À plusieurs reprises, dans les pages les plus contemporaines, la romancière étrille le révisionnisme historique encouragé par Berlusconi et ses alliés de droite dès leur arrivée au pouvoir. Comme l’a montré un autre historien, Olivier Forlin, les années 1990 ont de fait été le moment d’une « relativisation de l’héritage fasciste » et d’une mise en équivalence douteuse entre partisans et fascistes pendant la guerre civile de 1943-45, présentée comme un moment regrettable de division nationale.
De façon plus générale, c’est la dégénérescence morale incarnée par Berlusconi dont témoignent les personnages du roman.

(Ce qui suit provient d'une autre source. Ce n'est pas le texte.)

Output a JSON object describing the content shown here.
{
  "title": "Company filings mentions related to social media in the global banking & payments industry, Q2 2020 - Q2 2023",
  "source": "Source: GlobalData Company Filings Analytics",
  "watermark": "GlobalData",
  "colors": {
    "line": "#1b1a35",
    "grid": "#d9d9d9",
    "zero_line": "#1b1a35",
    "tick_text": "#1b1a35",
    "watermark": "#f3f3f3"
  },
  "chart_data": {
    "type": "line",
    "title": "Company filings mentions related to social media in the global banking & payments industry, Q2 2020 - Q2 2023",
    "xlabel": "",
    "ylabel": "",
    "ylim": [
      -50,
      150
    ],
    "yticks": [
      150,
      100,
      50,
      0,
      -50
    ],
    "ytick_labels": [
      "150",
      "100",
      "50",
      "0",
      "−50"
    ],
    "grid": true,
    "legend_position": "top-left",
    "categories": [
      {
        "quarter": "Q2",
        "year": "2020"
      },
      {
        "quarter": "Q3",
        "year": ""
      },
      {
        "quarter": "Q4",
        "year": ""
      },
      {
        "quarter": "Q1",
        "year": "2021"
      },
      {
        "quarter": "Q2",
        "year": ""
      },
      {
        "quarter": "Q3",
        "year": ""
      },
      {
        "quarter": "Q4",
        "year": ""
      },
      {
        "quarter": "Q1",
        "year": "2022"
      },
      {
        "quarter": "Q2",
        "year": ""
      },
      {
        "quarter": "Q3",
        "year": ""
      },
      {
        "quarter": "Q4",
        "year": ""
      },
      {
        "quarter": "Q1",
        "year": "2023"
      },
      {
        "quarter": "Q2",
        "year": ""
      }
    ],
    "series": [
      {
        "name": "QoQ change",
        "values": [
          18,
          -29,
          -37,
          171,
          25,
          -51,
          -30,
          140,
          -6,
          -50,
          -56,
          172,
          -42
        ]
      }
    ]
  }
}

Parmi eux, l’amant d’Illaria, Piero Casati, est décrit comme un élu « entré en politique avec une idée d’efficacité conservatrice [...] ; où les excès des hommes d’État de la Première République seraient corrigés par un peu de marché sain, par l’allègement de la lourdeur du fonctionnement de l’administration », mais qui se retrouve plongé dans « un climat de Bas-Empire, de foire d’empoigne, avec des rats dans la soute qui rongent les dernières croûtes avant que le bateau ne s’écrase sur les rochers ».
Les adversaires de centre-gauche de Berlusconi ne sont pour autant pas épargnés dans le roman. À plusieurs occasions, Melandri souligne leur responsabilité partagée dans l’absence de travail mémoriel satisfaisant, et dans la mise en œuvre de lois désastreuses pour la dignité et l’intégrité physique des migrants ayant tenté leur chance depuis l’autre côté de la Méditerranée.
Épique et subtil autant qu’éprouvant, Tous, sauf moi s’inscrit dans un mouvement de pluralisation de la mémoire italienne, que d’autres romanciers et chercheurs ont lancé à la lumière d’une histoire impériale réévaluée. L’originalité de Melandri est de montrer en quoi le legs colonial pèse encore dans l’inconscient, les représentations et les affects contemporains. Il est heureux que les lectrices et lecteurs français y aient aujourd’hui accès, deux ans après sa parution en Italie.